- Starring: Véronique Cloutier
- Country of origin: Canada
- Original language: French

Production
- Running time: 60 mins. (Sept. 2005-Dec. 2005); 30 mins (Jan. 2006-May 2006)

Original release
- Network: Radio-Canada
- Release: September 12, 2005 – May 5, 2006

= Véro =

Véro was a Canadian talk show hosted by Véronique Cloutier (previously a host of La Fureur), which aired on Radio-Canada.

The show originally aired Monday through Thursday live at 6:00 p.m. Eastern Time, and also aired live over much of the country from Manitoba eastward, though tape delayed at 5:00 p.m. in Mountain and Pacific time zones.
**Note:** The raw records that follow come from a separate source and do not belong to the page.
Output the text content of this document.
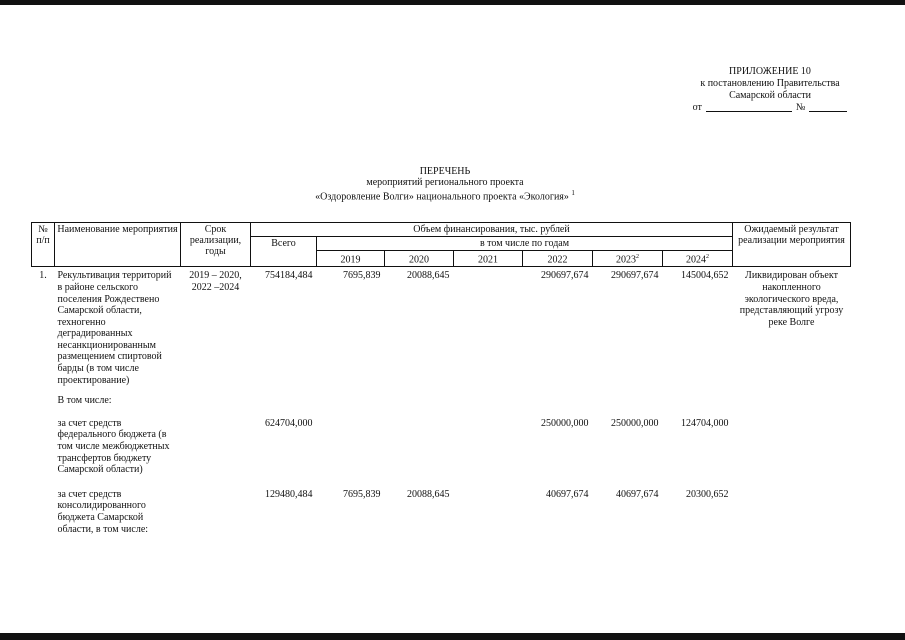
ПРИЛОЖЕНИЕ 10
к постановлению Правительства
Самарской области
от	№
ПЕРЕЧЕНЬ
мероприятий регионального проекта
«Оздоровление Волги» национального проекта «Экология» $^1$
№ п/п	Наименование мероприятия	Срок реализации, годы	Объем финансирования, тыс. рублей							Ожидаемый результат реализации мероприятия
			Всего	в том числе по годам						
				2019	2020	2021	2022	2023$^2$	2024$^2$
1.	Рекультивация территорий в районе сельского поселения Рождествено Самарской области, техногенно деградированных несанкционированным размещением спиртовой барды (в том числе проектирование)	2019 – 2020, 2022 –2024	754184,484	7695,839	20088,645		290697,674	290697,674	145004,652	Ликвидирован объект накопленного экологического вреда, представляющий угрозу реке Волге
	В том числе:									
	за счет средств федерального бюджета (в том числе межбюджетных трансфертов бюджету Самарской области)		624704,000				250000,000	250000,000	124704,000	
	за счет средств консолидированного бюджета Самарской области, в том числе:		129480,484	7695,839	20088,645		40697,674	40697,674	20300,652	
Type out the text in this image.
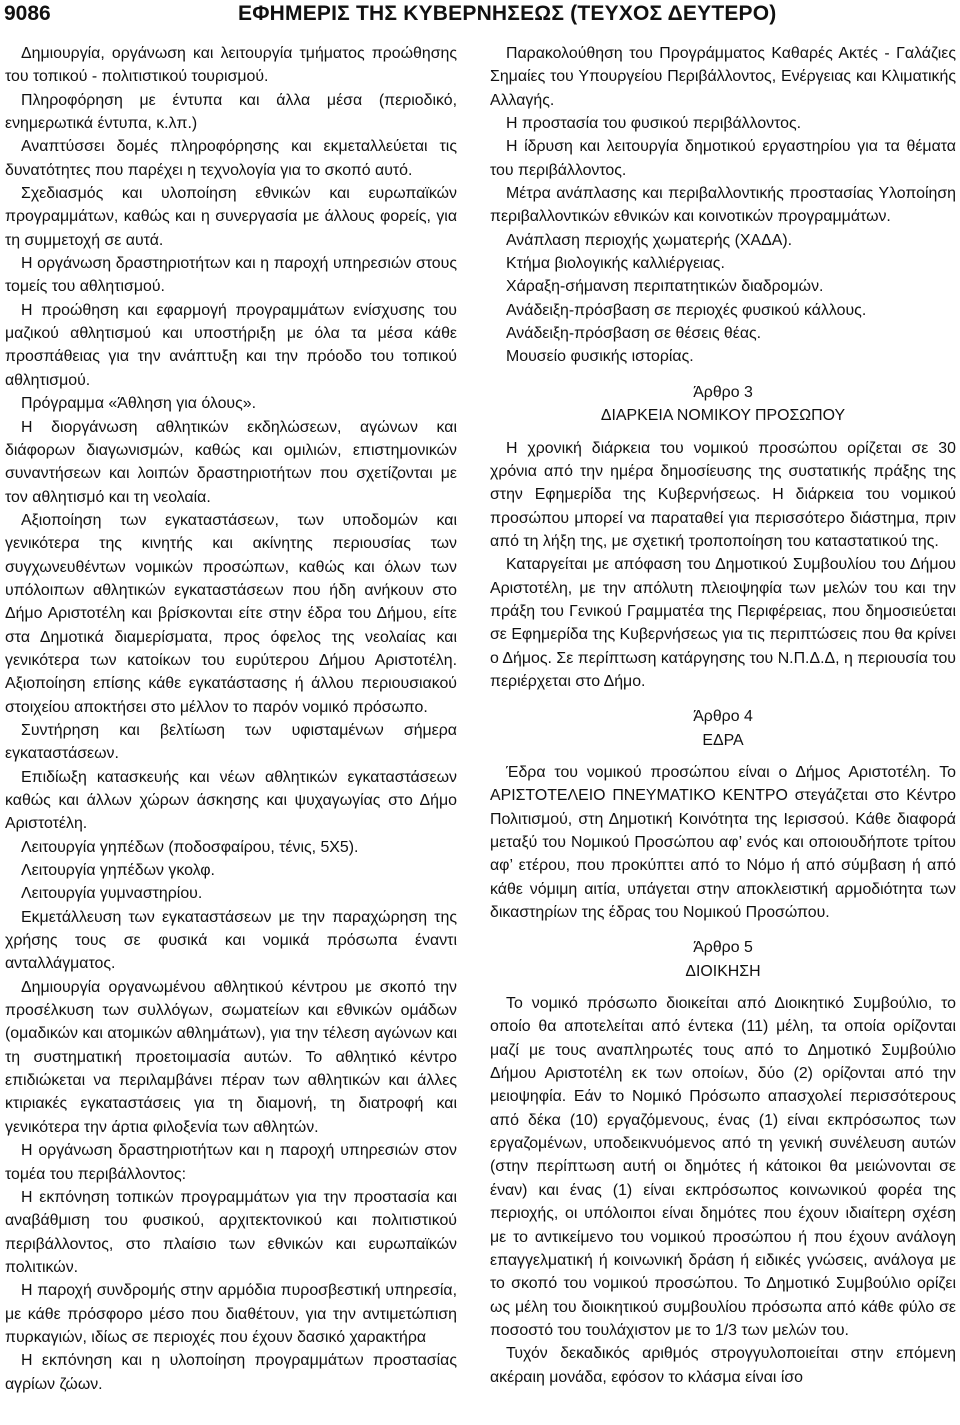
9086	ΕΦΗΜΕΡΙΣ ΤΗΣ ΚΥΒΕΡΝΗΣΕΩΣ (ΤΕΥΧΟΣ ΔΕΥΤΕΡΟ)

Δημιουργία, οργάνωση και λειτουργία τμήματος προώθησης του τοπικού - πολιτιστικού τουρισμού.

Πληροφόρηση με έντυπα και άλλα μέσα (περιοδικό, ενημερωτικά έντυπα, κ.λπ.)

Αναπτύσσει δομές πληροφόρησης και εκμεταλλεύεται τις δυνατότητες που παρέχει η τεχνολογία για το σκοπό αυτό.

Σχεδιασμός και υλοποίηση εθνικών και ευρωπαϊκών προγραμμάτων, καθώς και η συνεργασία με άλλους φορείς, για τη συμμετοχή σε αυτά.

Η οργάνωση δραστηριοτήτων και η παροχή υπηρεσιών στους τομείς του αθλητισμού.

Η προώθηση και εφαρμογή προγραμμάτων ενίσχυσης του μαζικού αθλητισμού και υποστήριξη με όλα τα μέσα κάθε προσπάθειας για την ανάπτυξη και την πρόοδο του τοπικού αθλητισμού.

Πρόγραμμα «Άθληση για όλους».

Η διοργάνωση αθλητικών εκδηλώσεων, αγώνων και διάφορων διαγωνισμών, καθώς και ομιλιών, επιστημονικών συναντήσεων και λοιπών δραστηριοτήτων που σχετίζονται με τον αθλητισμό και τη νεολαία.

Αξιοποίηση των εγκαταστάσεων, των υποδομών και γενικότερα της κινητής και ακίνητης περιουσίας των συγχωνευθέντων νομικών προσώπων, καθώς και όλων των υπόλοιπων αθλητικών εγκαταστάσεων που ήδη ανήκουν στο Δήμο Αριστοτέλη και βρίσκονται είτε στην έδρα του Δήμου, είτε στα Δημοτικά διαμερίσματα, προς όφελος της νεολαίας και γενικότερα των κατοίκων του ευρύτερου Δήμου Αριστοτέλη. Αξιοποίηση επίσης κάθε εγκατάστασης ή άλλου περιουσιακού στοιχείου αποκτήσει στο μέλλον το παρόν νομικό πρόσωπο.

Συντήρηση και βελτίωση των υφισταμένων σήμερα εγκαταστάσεων.

Επιδίωξη κατασκευής και νέων αθλητικών εγκαταστάσεων καθώς και άλλων χώρων άσκησης και ψυχαγωγίας στο Δήμο Αριστοτέλη.

Λειτουργία γηπέδων (ποδοσφαίρου, τένις, 5Χ5).

Λειτουργία γηπέδων γκολφ.

Λειτουργία γυμναστηρίου.

Εκμετάλλευση των εγκαταστάσεων με την παραχώρηση της χρήσης τους σε φυσικά και νομικά πρόσωπα έναντι ανταλλάγματος.

Δημιουργία οργανωμένου αθλητικού κέντρου με σκοπό την προσέλκυση των συλλόγων, σωματείων και εθνικών ομάδων (ομαδικών και ατομικών αθλημάτων), για την τέλεση αγώνων και τη συστηματική προετοιμασία αυτών. Το αθλητικό κέντρο επιδιώκεται να περιλαμβάνει πέραν των αθλητικών και άλλες κτιριακές εγκαταστάσεις για τη διαμονή, τη διατροφή και γενικότερα την άρτια φιλοξενία των αθλητών.

Η οργάνωση δραστηριοτήτων και η παροχή υπηρεσιών στον τομέα του περιβάλλοντος:

Η εκπόνηση τοπικών προγραμμάτων για την προστασία και αναβάθμιση του φυσικού, αρχιτεκτονικού και πολιτιστικού περιβάλλοντος, στο πλαίσιο των εθνικών και ευρωπαϊκών πολιτικών.

Η παροχή συνδρομής στην αρμόδια πυροσβεστική υπηρεσία, με κάθε πρόσφορο μέσο που διαθέτουν, για την αντιμετώπιση πυρκαγιών, ιδίως σε περιοχές που έχουν δασικό χαρακτήρα

Η εκπόνηση και η υλοποίηση προγραμμάτων προστασίας αγρίων ζώων.

Παρακολούθηση του Προγράμματος Καθαρές Ακτές - Γαλάζιες Σημαίες του Υπουργείου Περιβάλλοντος, Ενέργειας και Κλιματικής Αλλαγής.

Η προστασία του φυσικού περιβάλλοντος.

Η ίδρυση και λειτουργία δημοτικού εργαστηρίου για τα θέματα του περιβάλλοντος.

Μέτρα ανάπλασης και περιβαλλοντικής προστασίας Υλοποίηση περιβαλλοντικών εθνικών και κοινοτικών προγραμμάτων.

Ανάπλαση περιοχής χωματερής (ΧΑΔΑ).

Κτήμα βιολογικής καλλιέργειας.

Χάραξη-σήμανση περιπατητικών διαδρομών.

Ανάδειξη-πρόσβαση σε περιοχές φυσικού κάλλους.

Ανάδειξη-πρόσβαση σε θέσεις θέας.

Μουσείο φυσικής ιστορίας.

Άρθρο 3

ΔΙΑΡΚΕΙΑ ΝΟΜΙΚΟΥ ΠΡΟΣΩΠΟΥ

Η χρονική διάρκεια του νομικού προσώπου ορίζεται σε 30 χρόνια από την ημέρα δημοσίευσης της συστατικής πράξης της στην Εφημερίδα της Κυβερνήσεως. Η διάρκεια του νομικού προσώπου μπορεί να παραταθεί για περισσότερο διάστημα, πριν από τη λήξη της, με σχετική τροποποίηση του καταστατικού της.

Καταργείται με απόφαση του Δημοτικού Συμβουλίου του Δήμου Αριστοτέλη, με την απόλυτη πλειοψηφία των μελών του και την πράξη του Γενικού Γραμματέα της Περιφέρειας, που δημοσιεύεται σε Εφημερίδα της Κυβερνήσεως για τις περιπτώσεις που θα κρίνει ο Δήμος. Σε περίπτωση κατάργησης του Ν.Π.Δ.Δ, η περιουσία του περιέρχεται στο Δήμο.

Άρθρο 4

ΕΔΡΑ

Έδρα του νομικού προσώπου είναι ο Δήμος Αριστοτέλη. Το ΑΡΙΣΤΟΤΕΛΕΙΟ ΠΝΕΥΜΑΤΙΚΟ ΚΕΝΤΡΟ στεγάζεται στο Κέντρο Πολιτισμού, στη Δημοτική Κοινότητα της Ιερισσού. Κάθε διαφορά μεταξύ του Νομικού Προσώπου αφ’ ενός και οποιουδήποτε τρίτου αφ’ ετέρου, που προκύπτει από το Νόμο ή από σύμβαση ή από κάθε νόμιμη αιτία, υπάγεται στην αποκλειστική αρμοδιότητα των δικαστηρίων της έδρας του Νομικού Προσώπου.

Άρθρο 5

ΔΙΟΙΚΗΣΗ

Το νομικό πρόσωπο διοικείται από Διοικητικό Συμβούλιο, το οποίο θα αποτελείται από έντεκα (11) μέλη, τα οποία ορίζονται μαζί με τους αναπληρωτές τους από το Δημοτικό Συμβούλιο Δήμου Αριστοτέλη εκ των οποίων, δύο (2) ορίζονται από την μειοψηφία. Εάν το Νομικό Πρόσωπο απασχολεί περισσότερους από δέκα (10) εργαζόμενους, ένας (1) είναι εκπρόσωπος των εργαζομένων, υποδεικνυόμενος από τη γενική συνέλευση αυτών (στην περίπτωση αυτή οι δημότες ή κάτοικοι θα μειώνονται σε έναν) και ένας (1) είναι εκπρόσωπος κοινωνικού φορέα της περιοχής, οι υπόλοιποι είναι δημότες που έχουν ιδιαίτερη σχέση με το αντικείμενο του νομικού προσώπου ή που έχουν ανάλογη επαγγελματική ή κοινωνική δράση ή ειδικές γνώσεις, ανάλογα με το σκοπό του νομικού προσώπου. Το Δημοτικό Συμβούλιο ορίζει ως μέλη του διοικητικού συμβουλίου πρόσωπα από κάθε φύλο σε ποσοστό του τουλάχιστον με το 1/3 των μελών του.

Τυχόν δεκαδικός αριθμός στρογγυλοποιείται στην επόμενη ακέραιη μονάδα, εφόσον το κλάσμα είναι ίσο
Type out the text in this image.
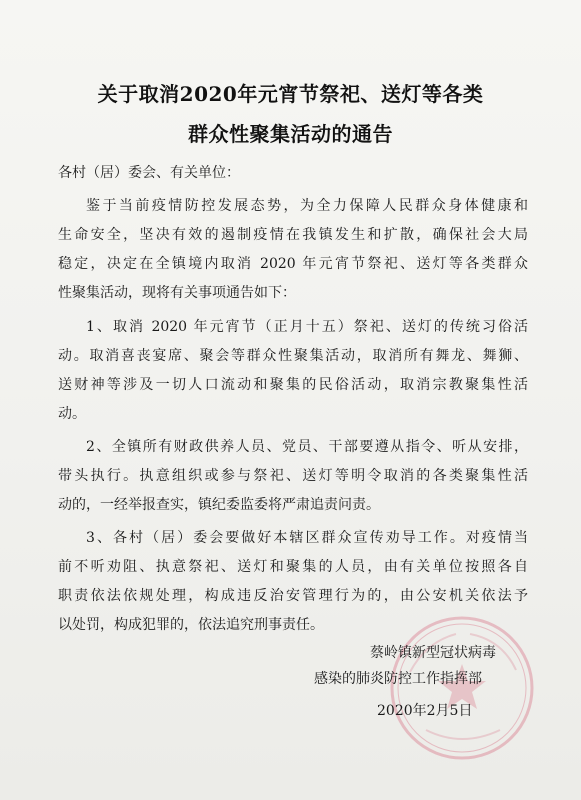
关于取消2020年元宵节祭祀、送灯等各类
群众性聚集活动的通告
各村（居）委会、有关单位：
鉴于当前疫情防控发展态势，为全力保障人民群众身体健康和
生命安全，坚决有效的遏制疫情在我镇发生和扩散，确保社会大局
稳定，决定在全镇境内取消 2020 年元宵节祭祀、送灯等各类群众
性聚集活动，现将有关事项通告如下：
1、取消 2020 年元宵节（正月十五）祭祀、送灯的传统习俗活
动。取消喜丧宴席、聚会等群众性聚集活动，取消所有舞龙、舞狮、
送财神等涉及一切人口流动和聚集的民俗活动，取消宗教聚集性活
动。
2、全镇所有财政供养人员、党员、干部要遵从指令、听从安排，
带头执行。执意组织或参与祭祀、送灯等明令取消的各类聚集性活
动的，一经举报查实，镇纪委监委将严肃追责问责。
3、各村（居）委会要做好本辖区群众宣传劝导工作。对疫情当
前不听劝阻、执意祭祀、送灯和聚集的人员，由有关单位按照各自
职责依法依规处理，构成违反治安管理行为的，由公安机关依法予
以处罚，构成犯罪的，依法追究刑事责任。
蔡岭镇新型冠状病毒
感染的肺炎防控工作指挥部
2020年2月5日
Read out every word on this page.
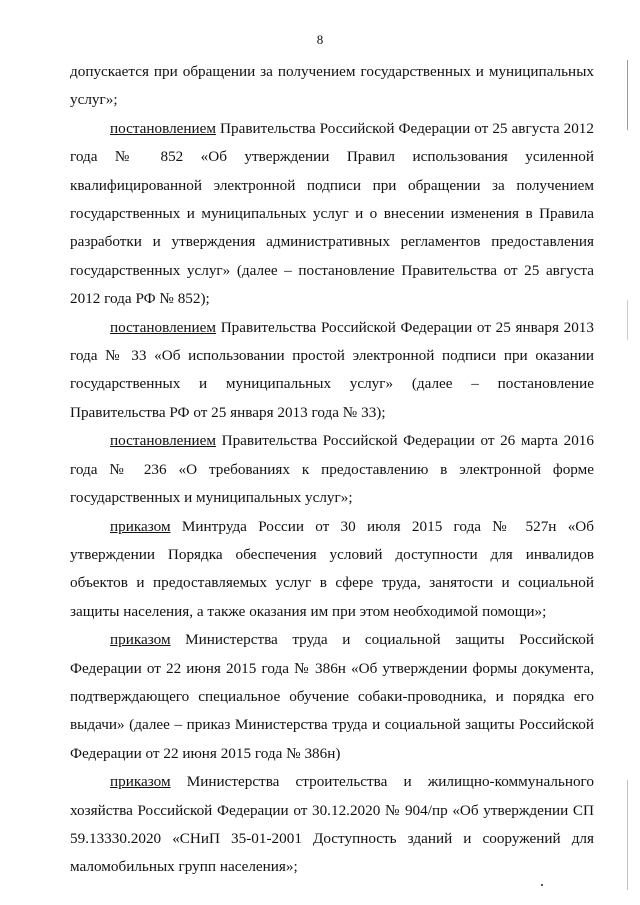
8

допускается при обращении за получением государственных и муниципальных услуг»;

постановлением Правительства Российской Федерации от 25 августа 2012 года № 852 «Об утверждении Правил использования усиленной квалифицированной электронной подписи при обращении за получением государственных и муниципальных услуг и о внесении изменения в Правила разработки и утверждения административных регламентов предоставления государственных услуг» (далее – постановление Правительства от 25 августа 2012 года РФ № 852);

постановлением Правительства Российской Федерации от 25 января 2013 года № 33 «Об использовании простой электронной подписи при оказании государственных и муниципальных услуг» (далее – постановление Правительства РФ от 25 января 2013 года № 33);

постановлением Правительства Российской Федерации от 26 марта 2016 года № 236 «О требованиях к предоставлению в электронной форме государственных и муниципальных услуг»;

приказом Минтруда России от 30 июля 2015 года № 527н «Об утверждении Порядка обеспечения условий доступности для инвалидов объектов и предоставляемых услуг в сфере труда, занятости и социальной защиты населения, а также оказания им при этом необходимой помощи»;

приказом Министерства труда и социальной защиты Российской Федерации от 22 июня 2015 года № 386н «Об утверждении формы документа, подтверждающего специальное обучение собаки-проводника, и порядка его выдачи» (далее – приказ Министерства труда и социальной защиты Российской Федерации от 22 июня 2015 года № 386н)

приказом Министерства строительства и жилищно-коммунального хозяйства Российской Федерации от 30.12.2020 № 904/пр «Об утверждении СП 59.13330.2020 «СНиП 35-01-2001 Доступность зданий и сооружений для маломобильных групп населения»;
The placement at 6:00 p.m. displaced the hour-long regional Le Téléjournal newscasts in Quebec and Ontario, moving the program back a half-hour to 5:00 p.m. ET, dislodging the regional portion from 6:00 p.m. to 5:30 p.m. Le Téléjournal followed Véro at 6:00 p.m. local time from Manitoba westward, and in the Maritimes, where it preceded Véro at 6:00 p.m. AT.

At the new timeslot, the newscast was watched by only 8% of the audience; in the previous year, the newscast averaged 10% of the audience.

After airing the final hour-long episode on December 8, Radio-Canada changed course and the news returned at 6:00 p.m. on December 12, now with the regional segment first. Then Vice-President of CBC/Radio-Canada, Robert Rabinovitch, called the original displacement of the news peut-être une erreur: perhaps a mistake. Véro would return after the winter hiatus, with a modified format: a half-hour every weekday at 5:00 p.m. starting January 9, 2006.

The show was later canceled and the last episode aired on May 5, 2006.